Me dice mi madre que tuvo que llevar este caso..., por mal o ignorantemente juzgado al Supremo... Su abogado debe ser un idiota..., no se me ocurre otra cosa..., pues se está tratando de Obra..., de Idea..., y les puede asegurar porque los conozco..., ninguno de estos fenómenos locales sabe lo que es una Obra ni una Idea.

Se está tratando un derecho de autor..., que..., para defenderlo hay que serlo. Y estos fenómenos no son autores de nada y que se sepa o pueda probar más allá de cuatro testimonios de ignorancia par o peor intención que..., se prueba..., por obra. Las ideas se prueban por Obra..., si no se da..., a quién demonios pretenden engañar.


Pero si por conjunto estos tres fenómenos sociales son de cultura cero..., no es que no leyesen nunca a Risco..., que tampoco..., es no han leído más que el periódico local. Y alguien que sólo lea un periódico local qué idea puede tener de nada.
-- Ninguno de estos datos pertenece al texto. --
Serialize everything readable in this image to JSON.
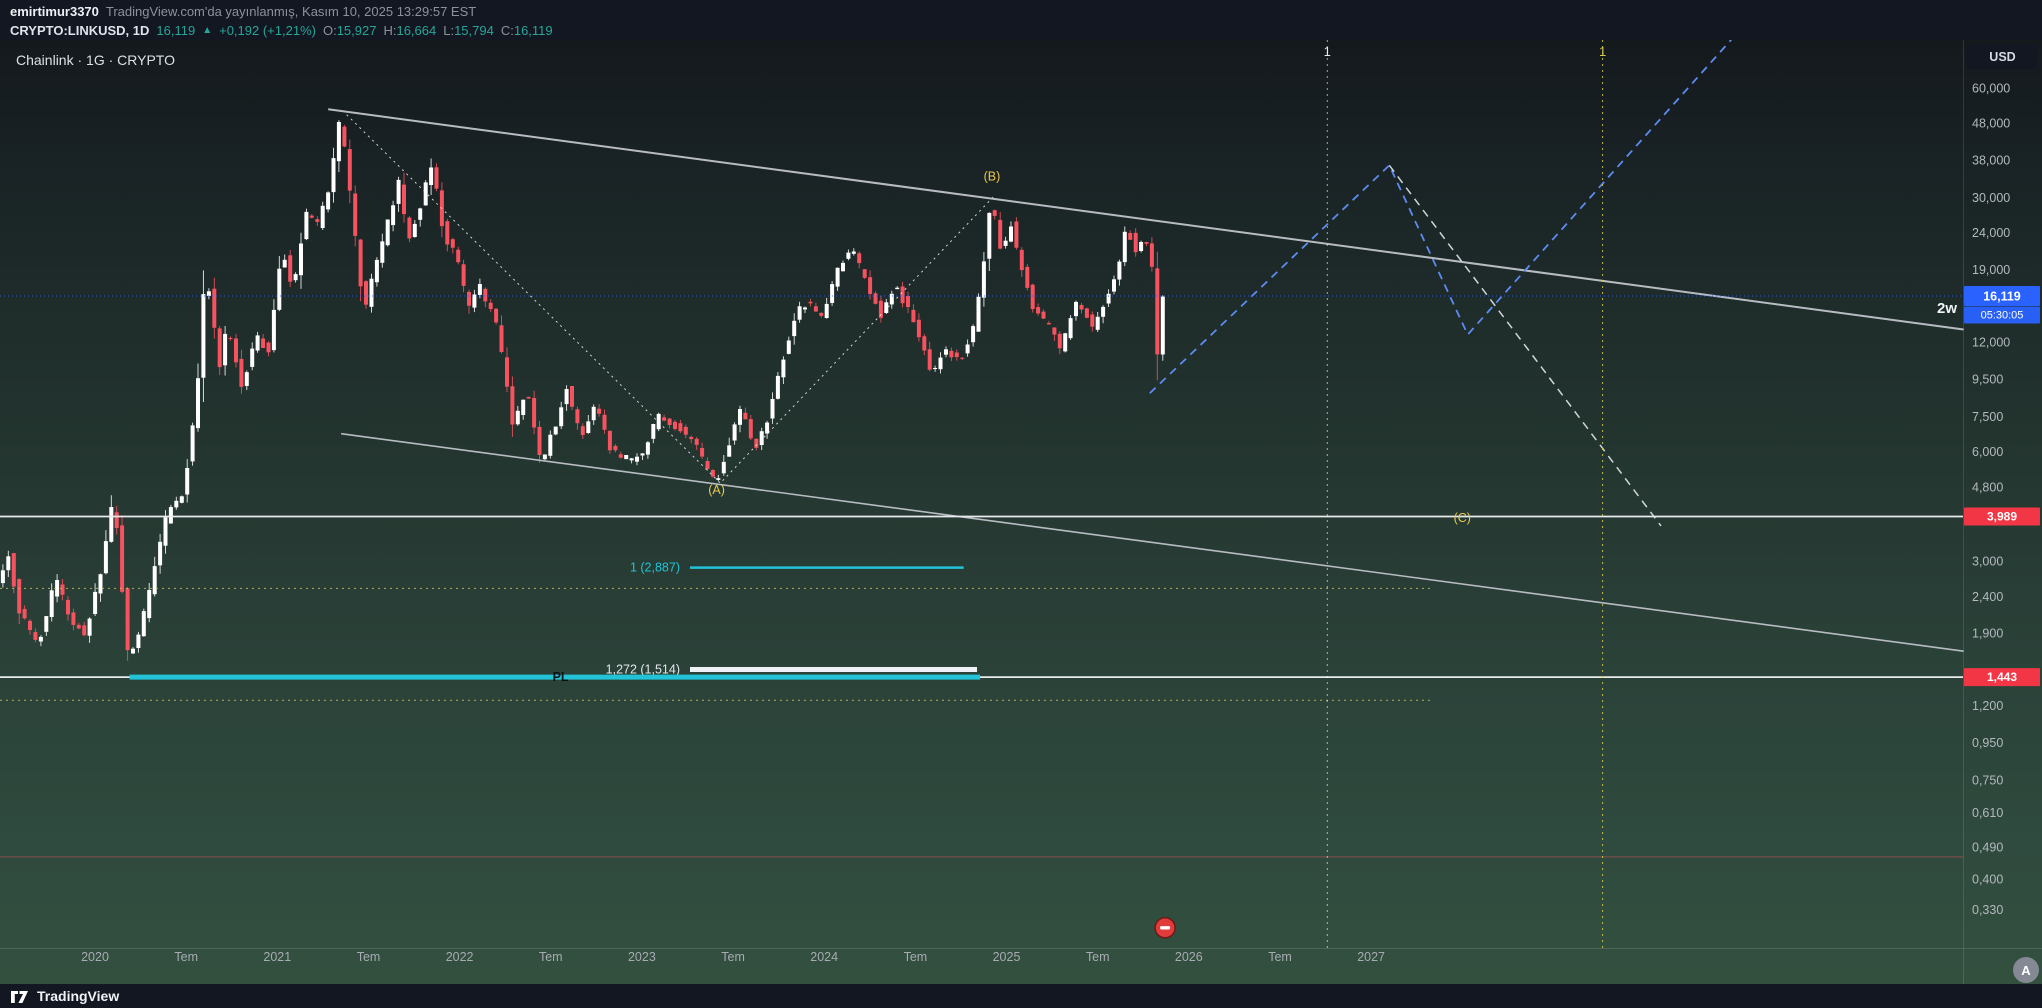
{
  "header": {
    "author": "emirtimur3370",
    "published": "TradingView.com'da yayınlanmış, Kasım 10, 2025 13:29:57 EST",
    "symbol_interval": "CRYPTO:LINKUSD, 1D",
    "last_price": "16,119",
    "arrow": "▲",
    "change": "+0,192 (+1,21%)",
    "ohlc": [
      {
        "label": "O:",
        "value": "15,927"
      },
      {
        "label": "H:",
        "value": "16,664"
      },
      {
        "label": "L:",
        "value": "15,794"
      },
      {
        "label": "C:",
        "value": "16,119"
      }
    ]
  },
  "legend": {
    "title": "Chainlink · 1G · CRYPTO"
  },
  "axis": {
    "currency": "USD",
    "price_labels": [
      {
        "text": "60,000",
        "p": 60
      },
      {
        "text": "48,000",
        "p": 48
      },
      {
        "text": "38,000",
        "p": 38
      },
      {
        "text": "30,000",
        "p": 30
      },
      {
        "text": "24,000",
        "p": 24
      },
      {
        "text": "19,000",
        "p": 19
      },
      {
        "text": "12,000",
        "p": 12
      },
      {
        "text": "9,500",
        "p": 9.5
      },
      {
        "text": "7,500",
        "p": 7.5
      },
      {
        "text": "6,000",
        "p": 6
      },
      {
        "text": "4,800",
        "p": 4.8
      },
      {
        "text": "3,000",
        "p": 3
      },
      {
        "text": "2,400",
        "p": 2.4
      },
      {
        "text": "1,900",
        "p": 1.9
      },
      {
        "text": "1,200",
        "p": 1.2
      },
      {
        "text": "0,950",
        "p": 0.95
      },
      {
        "text": "0,750",
        "p": 0.75
      },
      {
        "text": "0,610",
        "p": 0.61
      },
      {
        "text": "0,490",
        "p": 0.49
      },
      {
        "text": "0,400",
        "p": 0.4
      },
      {
        "text": "0,330",
        "p": 0.33
      }
    ],
    "time_labels": [
      {
        "text": "2020",
        "t": 2020
      },
      {
        "text": "Tem",
        "t": 2020.5
      },
      {
        "text": "2021",
        "t": 2021
      },
      {
        "text": "Tem",
        "t": 2021.5
      },
      {
        "text": "2022",
        "t": 2022
      },
      {
        "text": "Tem",
        "t": 2022.5
      },
      {
        "text": "2023",
        "t": 2023
      },
      {
        "text": "Tem",
        "t": 2023.5
      },
      {
        "text": "2024",
        "t": 2024
      },
      {
        "text": "Tem",
        "t": 2024.5
      },
      {
        "text": "2025",
        "t": 2025
      },
      {
        "text": "Tem",
        "t": 2025.5
      },
      {
        "text": "2026",
        "t": 2026
      },
      {
        "text": "Tem",
        "t": 2026.5
      },
      {
        "text": "2027",
        "t": 2027
      }
    ],
    "avatar_letter": "A"
  },
  "footer": {
    "logo_text": "TradingView"
  },
  "colors": {
    "up": "#ffffff",
    "down": "#f7525f",
    "accent_blue": "#2962ff",
    "alert_red": "#f23645",
    "cyan": "#22c3d6",
    "yellow": "#eac94a",
    "trend": "#b8bcc2",
    "projection_blue": "#5d8bf0",
    "green": "#26a69a"
  },
  "chart_data": {
    "type": "candlestick",
    "symbol": "CRYPTO:LINKUSD",
    "interval": "1D",
    "scale": "log",
    "title": "Chainlink · 1G · CRYPTO",
    "last": 16.119,
    "open": 15.927,
    "high": 16.664,
    "low": 15.794,
    "close": 16.119,
    "x_range": [
      2019.48,
      2025.872
    ],
    "visible_time_axis": [
      2019.48,
      2030.25
    ],
    "visible_price_axis": [
      0.29,
      70
    ],
    "price_path": [
      [
        2019.48,
        2.6
      ],
      [
        2019.54,
        3.1
      ],
      [
        2019.6,
        2.2
      ],
      [
        2019.7,
        1.75
      ],
      [
        2019.8,
        2.7
      ],
      [
        2019.88,
        2.1
      ],
      [
        2019.96,
        1.9
      ],
      [
        2020.05,
        2.9
      ],
      [
        2020.12,
        4.6
      ],
      [
        2020.2,
        1.55
      ],
      [
        2020.3,
        2.3
      ],
      [
        2020.4,
        3.9
      ],
      [
        2020.5,
        4.7
      ],
      [
        2020.57,
        8.2
      ],
      [
        2020.62,
        19.5
      ],
      [
        2020.7,
        10.2
      ],
      [
        2020.74,
        13.5
      ],
      [
        2020.82,
        9.0
      ],
      [
        2020.9,
        12.5
      ],
      [
        2020.97,
        11.2
      ],
      [
        2021.04,
        22.5
      ],
      [
        2021.1,
        16.5
      ],
      [
        2021.17,
        27.5
      ],
      [
        2021.23,
        25.0
      ],
      [
        2021.3,
        32.0
      ],
      [
        2021.36,
        51.0
      ],
      [
        2021.42,
        29.0
      ],
      [
        2021.49,
        14.5
      ],
      [
        2021.55,
        19.5
      ],
      [
        2021.62,
        25.5
      ],
      [
        2021.68,
        33.0
      ],
      [
        2021.73,
        23.0
      ],
      [
        2021.79,
        27.0
      ],
      [
        2021.86,
        37.5
      ],
      [
        2021.93,
        23.5
      ],
      [
        2022.0,
        20.5
      ],
      [
        2022.06,
        14.8
      ],
      [
        2022.12,
        17.5
      ],
      [
        2022.22,
        13.2
      ],
      [
        2022.31,
        7.0
      ],
      [
        2022.38,
        9.0
      ],
      [
        2022.46,
        5.6
      ],
      [
        2022.55,
        7.4
      ],
      [
        2022.6,
        9.2
      ],
      [
        2022.68,
        6.5
      ],
      [
        2022.76,
        8.0
      ],
      [
        2022.85,
        6.0
      ],
      [
        2022.95,
        5.7
      ],
      [
        2023.03,
        6.1
      ],
      [
        2023.1,
        7.6
      ],
      [
        2023.2,
        7.1
      ],
      [
        2023.3,
        6.4
      ],
      [
        2023.42,
        4.95
      ],
      [
        2023.5,
        6.5
      ],
      [
        2023.56,
        8.0
      ],
      [
        2023.63,
        6.0
      ],
      [
        2023.71,
        7.5
      ],
      [
        2023.79,
        11.0
      ],
      [
        2023.86,
        14.5
      ],
      [
        2023.93,
        15.5
      ],
      [
        2024.0,
        14.0
      ],
      [
        2024.08,
        18.5
      ],
      [
        2024.16,
        22.0
      ],
      [
        2024.24,
        18.0
      ],
      [
        2024.33,
        14.0
      ],
      [
        2024.4,
        17.5
      ],
      [
        2024.48,
        14.5
      ],
      [
        2024.55,
        12.0
      ],
      [
        2024.6,
        9.8
      ],
      [
        2024.68,
        11.5
      ],
      [
        2024.76,
        10.8
      ],
      [
        2024.83,
        13.0
      ],
      [
        2024.89,
        20.0
      ],
      [
        2024.93,
        30.0
      ],
      [
        2024.99,
        21.0
      ],
      [
        2025.04,
        25.5
      ],
      [
        2025.1,
        19.0
      ],
      [
        2025.16,
        15.0
      ],
      [
        2025.24,
        13.5
      ],
      [
        2025.31,
        11.5
      ],
      [
        2025.4,
        15.5
      ],
      [
        2025.49,
        13.2
      ],
      [
        2025.56,
        16.0
      ],
      [
        2025.63,
        19.5
      ],
      [
        2025.67,
        25.5
      ],
      [
        2025.72,
        21.5
      ],
      [
        2025.77,
        24.0
      ],
      [
        2025.82,
        19.0
      ],
      [
        2025.838,
        10.0
      ],
      [
        2025.856,
        14.5
      ],
      [
        2025.872,
        16.12
      ]
    ],
    "overlays": {
      "trend_lines": [
        {
          "points": [
            [
              2021.279,
              52.6
            ],
            [
              2030.25,
              13.04
            ]
          ],
          "width": 2
        },
        {
          "points": [
            [
              2021.35,
              6.74
            ],
            [
              2030.25,
              1.7
            ]
          ],
          "width": 1.6
        }
      ],
      "abc_path": [
        [
          2021.357,
          52.2
        ],
        [
          2023.43,
          4.93
        ],
        [
          2024.936,
          30.5
        ]
      ],
      "blue_projection": [
        [
          2025.786,
          8.71
        ],
        [
          2027.1,
          36.9
        ],
        [
          2027.53,
          12.63
        ],
        [
          2029.05,
          90.0
        ]
      ],
      "white_projection": [
        [
          2027.1,
          36.9
        ],
        [
          2028.59,
          3.76
        ]
      ],
      "hlines": [
        {
          "p": 3.989,
          "label": "3,989"
        },
        {
          "p": 1.443,
          "label": "1,443"
        }
      ],
      "current_price": {
        "p": 16.119,
        "label": "16,119",
        "countdown": "05:30:05"
      },
      "yellow_dotted": [
        {
          "p": 2.53,
          "t2": 2027.34
        },
        {
          "p": 1.246,
          "t2": 2027.34
        }
      ],
      "faint_red_hline": {
        "p": 0.462
      },
      "fib_levels": [
        {
          "label": "1 (2,887)",
          "p": 2.887,
          "t1": 2023.264,
          "t2": 2024.765,
          "color": "cyan",
          "width": 2.5
        },
        {
          "label": "1,272 (1,514)",
          "p": 1.514,
          "t1": 2023.264,
          "t2": 2024.838,
          "color": "white",
          "width": 5
        }
      ],
      "pl_line": {
        "p": 1.443,
        "t1": 2020.19,
        "t2": 2024.855,
        "label": "PL",
        "label_t": 2022.51
      },
      "vlines": [
        {
          "t": 2026.76,
          "label": "1",
          "color": "white"
        },
        {
          "t": 2028.27,
          "label": "1",
          "color": "yellow"
        }
      ],
      "wave_labels": [
        {
          "text": "(A)",
          "t": 2023.41,
          "p": 4.6
        },
        {
          "text": "(B)",
          "t": 2024.92,
          "p": 33.5
        },
        {
          "text": "(C)",
          "t": 2027.5,
          "p": 3.85
        }
      ],
      "note_2w": {
        "text": "2w",
        "p": 14.5
      },
      "event_marker": {
        "t": 2025.87,
        "p": 0.295
      }
    }
  }
}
Esto es una afrenta a todo mínimo grado de conocimiento..., y de una perversión que sólo puede tener cabida en un esperpéntico mundo local..., dicho en términos de Valle..., Valle-Inclán..., de grotesca comedia bárbara.

De Gonzalo es Gonzalo Conde Escuredo.

Apéndice.


Toda justicia está obligada a saber..., en caso contrario..., no pasa de derecho bárbaro o medieval..., y jamás impartirá justicia..., sino y sólo ignorancia.